De verzuring van oceanen treedt op als CO2 oplost in zeewater en koolzuur vormt. Momenteel verdwijnt meer dan 30 procent van al het CO2 dat mensen uitstoten direct in de oceanen. Menselijke activiteiten zijn hierdoor verantwoordelijk voor een groot deel van de toevoer van CO2 naar de oceanen. Verzuring belemmert de ontwikkeling van soorten die schelpen of skeletten bouwen van calciumcarbonaat, zoals koraal en weekdieren. Ook sommige vissoorten zouden direct last hebben van het zuurdere water, bijvoorbeeld door vervorming van delicate gehoorbotjes. Daarnaast heeft het een negatieve invloed op fytoplankton, de basis van de voedselketen van de oceanen. Deze algen zijn bovendien van groot belang voor de mondiale zuurstofproductie.

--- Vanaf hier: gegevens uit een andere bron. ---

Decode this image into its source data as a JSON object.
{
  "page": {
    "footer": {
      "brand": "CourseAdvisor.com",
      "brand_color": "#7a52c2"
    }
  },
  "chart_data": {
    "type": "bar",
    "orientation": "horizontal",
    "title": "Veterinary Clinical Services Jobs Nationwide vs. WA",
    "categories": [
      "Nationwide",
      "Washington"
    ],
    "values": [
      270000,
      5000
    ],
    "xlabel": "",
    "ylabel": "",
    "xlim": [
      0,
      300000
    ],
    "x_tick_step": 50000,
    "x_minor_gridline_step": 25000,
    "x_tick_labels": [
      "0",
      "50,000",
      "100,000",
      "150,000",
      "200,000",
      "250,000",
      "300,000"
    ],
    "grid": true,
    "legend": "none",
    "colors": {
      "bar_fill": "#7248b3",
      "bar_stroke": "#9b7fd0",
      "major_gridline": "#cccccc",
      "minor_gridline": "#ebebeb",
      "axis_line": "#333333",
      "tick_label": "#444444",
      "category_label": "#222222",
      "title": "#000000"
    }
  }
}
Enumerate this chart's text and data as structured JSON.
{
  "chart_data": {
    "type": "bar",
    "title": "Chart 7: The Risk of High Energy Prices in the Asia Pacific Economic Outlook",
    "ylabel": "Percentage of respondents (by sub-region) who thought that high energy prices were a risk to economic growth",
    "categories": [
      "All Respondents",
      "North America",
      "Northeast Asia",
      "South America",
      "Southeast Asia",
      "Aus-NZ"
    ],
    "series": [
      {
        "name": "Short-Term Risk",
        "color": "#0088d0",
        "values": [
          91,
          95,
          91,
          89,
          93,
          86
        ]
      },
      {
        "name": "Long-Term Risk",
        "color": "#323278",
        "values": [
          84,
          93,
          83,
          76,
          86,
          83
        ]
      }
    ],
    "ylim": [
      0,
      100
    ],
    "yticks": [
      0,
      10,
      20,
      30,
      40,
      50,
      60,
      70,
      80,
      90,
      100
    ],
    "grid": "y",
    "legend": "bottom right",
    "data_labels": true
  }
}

De onderzoekers vonden een aantal momenten in de geschiedenis waarop ook aanzienlijke oceaanverzuring optrad - vaak zelfs leidend tot uitstervingsgolven van zeeleven. De laatste keer dat dit gebeurde was 56 miljoen jaar geleden, op het zogeheten Paleoceen-Eoceen Thermische Maximum (PETM), toen grote hoeveelheden koolstof vrijkwamen door massale vulkaanuitbarstingen en de destabilisatie van methaan-clathraten op de oceaanbodem. Naast verzuring van de oceanen leidde dit toen ook tot een opwarming van de atmosfeer. Alhoewel de totale hoeveelheid CO2 in het Eoceen hoger was dan nu, waarschuwen de wetenschappers dat miljoenen jaren na dato een herhaling van de verzuringsramp mogelijk is.

De snelheid waarmee de CO2-concentratie van de oceanen oploopt ligt nu maar liefst tien keer zo hoog als tijdens het PETM. (bron: Nu.nl - Wetenschap)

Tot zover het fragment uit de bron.